A prominent pro-EU campaigner during the 2016 Brexit referendum campaign, Mr Khan wants to see a second public vote on the UK’s decision to leave the EU giving the people “a say in whether we accept the deal or no deal with the option of staying”.

“Now we know that the promises made in 2016 were a lie. Now we know what the terms of exiting the EU, either a bad deal or no deal whatsoever,” he told The Irish Times.

“The British public will vote to stay and the reality is that in 2016 so many of those who campaigned to leave told lies and the British public were sold a false prospective.”

Mr Khan said he was “not a fan of ‘best of three or five’ referendums” – nor did he believe in “never-endums” – but he felt that the British public would take a different view on leaving the EU now and that politicians “shouldn’t be scared about the British public taking back control”.

“Now we know there isn’t the land of milk and honey outside the EU but actually the terms of exit aren’t great. The British public can now vote with foresight and knowledge on whether we are going to accept exit on the terms we have been given or the option of staying in the EU,” he said.


During his day-long visit to Dublin, Mr Khan met President Michael D Higgins at Áras an Uachtaráin and Taoiseach Leo Varadkar at Government Buildings.

The British politician expressed concerns about the impact of a potential no-deal Brexit not just on London or the wider UK economy but on the European Union too.

“My worry is that we could sleep-walk off the cliff edge and leave the EU with no deal whatsoever. It is bad for London, bad for the UK and bad for Europe. That is why Theresa May should stop governing in the party interest and think about the country,” he said in an interview.

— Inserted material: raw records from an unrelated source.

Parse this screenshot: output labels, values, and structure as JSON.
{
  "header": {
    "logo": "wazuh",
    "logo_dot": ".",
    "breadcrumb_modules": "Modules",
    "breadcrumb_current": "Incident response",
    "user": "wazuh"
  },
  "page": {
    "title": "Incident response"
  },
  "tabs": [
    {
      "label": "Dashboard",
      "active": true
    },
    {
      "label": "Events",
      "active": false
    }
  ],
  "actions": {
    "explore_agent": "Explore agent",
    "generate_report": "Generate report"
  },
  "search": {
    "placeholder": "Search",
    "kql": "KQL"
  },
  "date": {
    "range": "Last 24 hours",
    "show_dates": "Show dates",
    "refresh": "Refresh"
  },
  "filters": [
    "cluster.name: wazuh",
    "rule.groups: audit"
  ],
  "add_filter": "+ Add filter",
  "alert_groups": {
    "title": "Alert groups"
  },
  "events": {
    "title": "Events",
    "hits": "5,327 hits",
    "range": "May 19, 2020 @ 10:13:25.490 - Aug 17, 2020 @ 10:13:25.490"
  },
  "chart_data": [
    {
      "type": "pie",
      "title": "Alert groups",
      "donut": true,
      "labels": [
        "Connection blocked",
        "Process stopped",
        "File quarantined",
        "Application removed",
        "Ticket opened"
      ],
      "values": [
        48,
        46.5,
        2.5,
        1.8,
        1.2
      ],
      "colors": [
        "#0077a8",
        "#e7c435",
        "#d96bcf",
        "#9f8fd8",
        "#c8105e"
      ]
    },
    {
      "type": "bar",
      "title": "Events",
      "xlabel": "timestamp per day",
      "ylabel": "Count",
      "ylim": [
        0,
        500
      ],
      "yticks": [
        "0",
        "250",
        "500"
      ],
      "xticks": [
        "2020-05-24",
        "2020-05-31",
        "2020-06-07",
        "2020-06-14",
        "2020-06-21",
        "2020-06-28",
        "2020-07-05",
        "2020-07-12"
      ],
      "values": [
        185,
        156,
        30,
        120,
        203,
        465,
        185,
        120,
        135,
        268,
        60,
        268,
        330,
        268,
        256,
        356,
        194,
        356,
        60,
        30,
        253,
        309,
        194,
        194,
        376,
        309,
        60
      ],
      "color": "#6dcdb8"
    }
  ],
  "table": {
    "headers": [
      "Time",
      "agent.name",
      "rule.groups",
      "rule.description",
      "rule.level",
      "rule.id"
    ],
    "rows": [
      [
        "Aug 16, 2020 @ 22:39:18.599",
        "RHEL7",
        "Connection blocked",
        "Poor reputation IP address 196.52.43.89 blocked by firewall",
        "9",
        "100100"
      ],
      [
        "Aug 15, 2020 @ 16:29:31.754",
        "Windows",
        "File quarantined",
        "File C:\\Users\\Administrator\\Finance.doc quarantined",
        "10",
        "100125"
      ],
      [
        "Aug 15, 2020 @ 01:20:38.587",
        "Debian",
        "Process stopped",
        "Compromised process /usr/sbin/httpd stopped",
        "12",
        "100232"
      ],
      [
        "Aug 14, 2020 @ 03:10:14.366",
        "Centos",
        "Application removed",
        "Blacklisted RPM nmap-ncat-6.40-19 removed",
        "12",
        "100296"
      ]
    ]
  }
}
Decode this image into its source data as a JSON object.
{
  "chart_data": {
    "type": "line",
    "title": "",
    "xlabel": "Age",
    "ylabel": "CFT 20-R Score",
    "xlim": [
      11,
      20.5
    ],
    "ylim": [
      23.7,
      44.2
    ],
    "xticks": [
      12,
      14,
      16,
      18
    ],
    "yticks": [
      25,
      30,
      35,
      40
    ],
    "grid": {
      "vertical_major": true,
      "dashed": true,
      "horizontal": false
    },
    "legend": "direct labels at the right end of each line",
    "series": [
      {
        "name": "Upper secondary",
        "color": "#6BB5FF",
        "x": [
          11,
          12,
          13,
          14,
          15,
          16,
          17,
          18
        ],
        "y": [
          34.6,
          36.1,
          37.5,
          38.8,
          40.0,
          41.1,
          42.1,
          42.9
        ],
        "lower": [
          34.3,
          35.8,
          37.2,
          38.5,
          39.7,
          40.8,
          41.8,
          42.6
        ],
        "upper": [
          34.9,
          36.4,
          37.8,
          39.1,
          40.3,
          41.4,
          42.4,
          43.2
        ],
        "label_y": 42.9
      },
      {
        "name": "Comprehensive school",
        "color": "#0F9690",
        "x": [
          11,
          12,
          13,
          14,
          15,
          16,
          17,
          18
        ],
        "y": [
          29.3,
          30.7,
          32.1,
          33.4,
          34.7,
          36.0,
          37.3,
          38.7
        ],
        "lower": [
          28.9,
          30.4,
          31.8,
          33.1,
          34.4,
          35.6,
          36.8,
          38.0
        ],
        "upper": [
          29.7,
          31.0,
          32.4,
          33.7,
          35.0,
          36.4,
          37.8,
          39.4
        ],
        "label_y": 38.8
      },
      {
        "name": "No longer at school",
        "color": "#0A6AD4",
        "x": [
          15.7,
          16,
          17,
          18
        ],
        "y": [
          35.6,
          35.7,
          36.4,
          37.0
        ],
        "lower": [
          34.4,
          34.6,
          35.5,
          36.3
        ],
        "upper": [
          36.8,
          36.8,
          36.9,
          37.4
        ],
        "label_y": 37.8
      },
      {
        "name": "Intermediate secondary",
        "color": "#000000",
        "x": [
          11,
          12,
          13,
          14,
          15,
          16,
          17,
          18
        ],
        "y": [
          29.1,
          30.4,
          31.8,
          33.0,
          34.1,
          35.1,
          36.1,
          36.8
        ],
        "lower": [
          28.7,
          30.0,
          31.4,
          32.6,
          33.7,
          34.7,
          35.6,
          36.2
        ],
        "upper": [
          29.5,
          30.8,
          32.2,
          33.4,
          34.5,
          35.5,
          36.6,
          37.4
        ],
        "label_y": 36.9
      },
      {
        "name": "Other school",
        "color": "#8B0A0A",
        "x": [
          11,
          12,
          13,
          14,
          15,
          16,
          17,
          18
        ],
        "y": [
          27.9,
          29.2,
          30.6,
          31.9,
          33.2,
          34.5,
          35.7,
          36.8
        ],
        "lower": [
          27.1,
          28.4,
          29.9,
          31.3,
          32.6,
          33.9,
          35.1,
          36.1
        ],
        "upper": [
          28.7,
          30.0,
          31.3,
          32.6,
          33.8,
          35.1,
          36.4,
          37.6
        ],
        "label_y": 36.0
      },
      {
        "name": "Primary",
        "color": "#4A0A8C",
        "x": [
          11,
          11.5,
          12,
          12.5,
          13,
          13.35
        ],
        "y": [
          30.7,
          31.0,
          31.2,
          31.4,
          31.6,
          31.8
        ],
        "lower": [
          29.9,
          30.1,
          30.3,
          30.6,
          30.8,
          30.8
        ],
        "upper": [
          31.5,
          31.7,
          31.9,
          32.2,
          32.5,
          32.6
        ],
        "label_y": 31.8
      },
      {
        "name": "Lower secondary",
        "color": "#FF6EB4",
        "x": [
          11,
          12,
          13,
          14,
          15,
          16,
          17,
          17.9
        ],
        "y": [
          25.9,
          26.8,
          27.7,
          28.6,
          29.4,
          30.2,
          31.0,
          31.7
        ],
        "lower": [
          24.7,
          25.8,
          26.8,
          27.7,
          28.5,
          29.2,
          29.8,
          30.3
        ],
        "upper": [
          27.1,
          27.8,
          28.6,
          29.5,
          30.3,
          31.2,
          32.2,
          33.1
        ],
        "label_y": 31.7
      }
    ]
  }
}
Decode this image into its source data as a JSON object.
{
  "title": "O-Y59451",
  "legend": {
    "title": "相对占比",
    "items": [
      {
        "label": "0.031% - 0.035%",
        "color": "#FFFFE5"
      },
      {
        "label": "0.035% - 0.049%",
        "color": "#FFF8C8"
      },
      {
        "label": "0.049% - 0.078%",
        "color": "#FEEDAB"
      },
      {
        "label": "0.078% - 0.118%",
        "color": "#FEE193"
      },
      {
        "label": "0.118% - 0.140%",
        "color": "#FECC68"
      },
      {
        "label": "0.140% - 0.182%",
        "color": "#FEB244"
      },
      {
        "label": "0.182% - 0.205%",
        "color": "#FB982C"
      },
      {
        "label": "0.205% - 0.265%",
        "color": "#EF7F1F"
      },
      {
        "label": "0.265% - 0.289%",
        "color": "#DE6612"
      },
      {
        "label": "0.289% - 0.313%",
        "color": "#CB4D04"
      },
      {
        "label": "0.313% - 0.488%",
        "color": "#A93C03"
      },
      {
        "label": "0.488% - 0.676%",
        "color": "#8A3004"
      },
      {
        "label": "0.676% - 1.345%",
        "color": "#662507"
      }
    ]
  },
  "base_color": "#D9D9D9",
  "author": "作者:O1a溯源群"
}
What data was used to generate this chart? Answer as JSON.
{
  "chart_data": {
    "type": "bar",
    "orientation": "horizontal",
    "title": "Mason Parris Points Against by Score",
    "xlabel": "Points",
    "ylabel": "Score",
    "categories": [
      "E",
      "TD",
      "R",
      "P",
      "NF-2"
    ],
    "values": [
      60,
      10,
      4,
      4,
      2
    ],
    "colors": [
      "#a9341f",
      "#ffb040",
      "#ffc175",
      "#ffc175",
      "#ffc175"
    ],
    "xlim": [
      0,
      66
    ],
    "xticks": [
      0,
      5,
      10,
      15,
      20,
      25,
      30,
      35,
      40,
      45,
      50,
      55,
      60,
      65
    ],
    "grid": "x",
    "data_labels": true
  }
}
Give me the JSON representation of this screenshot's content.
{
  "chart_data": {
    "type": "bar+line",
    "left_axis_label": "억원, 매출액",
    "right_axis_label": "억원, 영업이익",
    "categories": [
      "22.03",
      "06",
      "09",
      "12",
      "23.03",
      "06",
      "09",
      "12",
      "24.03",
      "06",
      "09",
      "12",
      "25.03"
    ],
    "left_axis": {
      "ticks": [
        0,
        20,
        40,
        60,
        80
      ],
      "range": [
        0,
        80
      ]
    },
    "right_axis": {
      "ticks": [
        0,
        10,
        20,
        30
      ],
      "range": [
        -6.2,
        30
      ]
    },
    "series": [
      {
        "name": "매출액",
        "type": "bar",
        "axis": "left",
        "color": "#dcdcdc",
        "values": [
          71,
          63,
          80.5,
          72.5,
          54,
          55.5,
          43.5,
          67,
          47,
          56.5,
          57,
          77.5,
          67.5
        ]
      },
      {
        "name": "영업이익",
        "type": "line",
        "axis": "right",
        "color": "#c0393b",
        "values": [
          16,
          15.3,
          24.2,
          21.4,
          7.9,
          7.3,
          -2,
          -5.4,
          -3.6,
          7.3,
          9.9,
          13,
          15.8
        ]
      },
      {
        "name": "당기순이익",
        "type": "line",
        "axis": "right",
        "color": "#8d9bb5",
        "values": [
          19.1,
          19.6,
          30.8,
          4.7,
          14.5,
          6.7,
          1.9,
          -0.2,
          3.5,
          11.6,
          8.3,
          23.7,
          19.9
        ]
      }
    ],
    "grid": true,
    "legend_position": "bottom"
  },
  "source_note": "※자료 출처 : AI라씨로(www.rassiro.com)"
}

He declined to say whether Mrs May should resign if her deal falls at the parliamentary hurdle.

In a speech to the Dublin Chamber of Commerce, Mr Khan called on Mrs May to halt the country’s exit from the EU if she fails to get her proposed divorce deal from the EU passed by parliament.

The prime minister should, he said, withdraw the article 50 application taking the UK out of the EU on March 29th, 2019 if parliament rejects her deal, “which is looking extremely likely.”

“The very notion of a no-deal Brexit must be taken off the table by the British government. It is just too dangerous to leave as a possibility,” he said.

Withdrawing article 50 in the event of parliament rejecting her deal was “the single best way to guarantee that we avoid falling off a cliff-edge”, he said.

“It would stop the clock that is ticking towards a no deal Brexit and it would provide the breaking space to decide how we resolve this mess,” he said.

A no-deal exit was the “worst possible outcome”, he said, and this remained “a grave concern given the political uncertainty at Westminster”.

“This would not only be devastating for London’s economy but could actually hurt businesses across Europe, including here in Dublin, and increase the chance of a hard border on the island of Ireland, ” he said.

Mr Khan poked fun at Mrs May in his speech saying that she has as much chance of passing through parliament “as her securing the lead role in the next production of Riverdance”.

“And those of you who have seen those dance moves know exactly what I mean,” he said.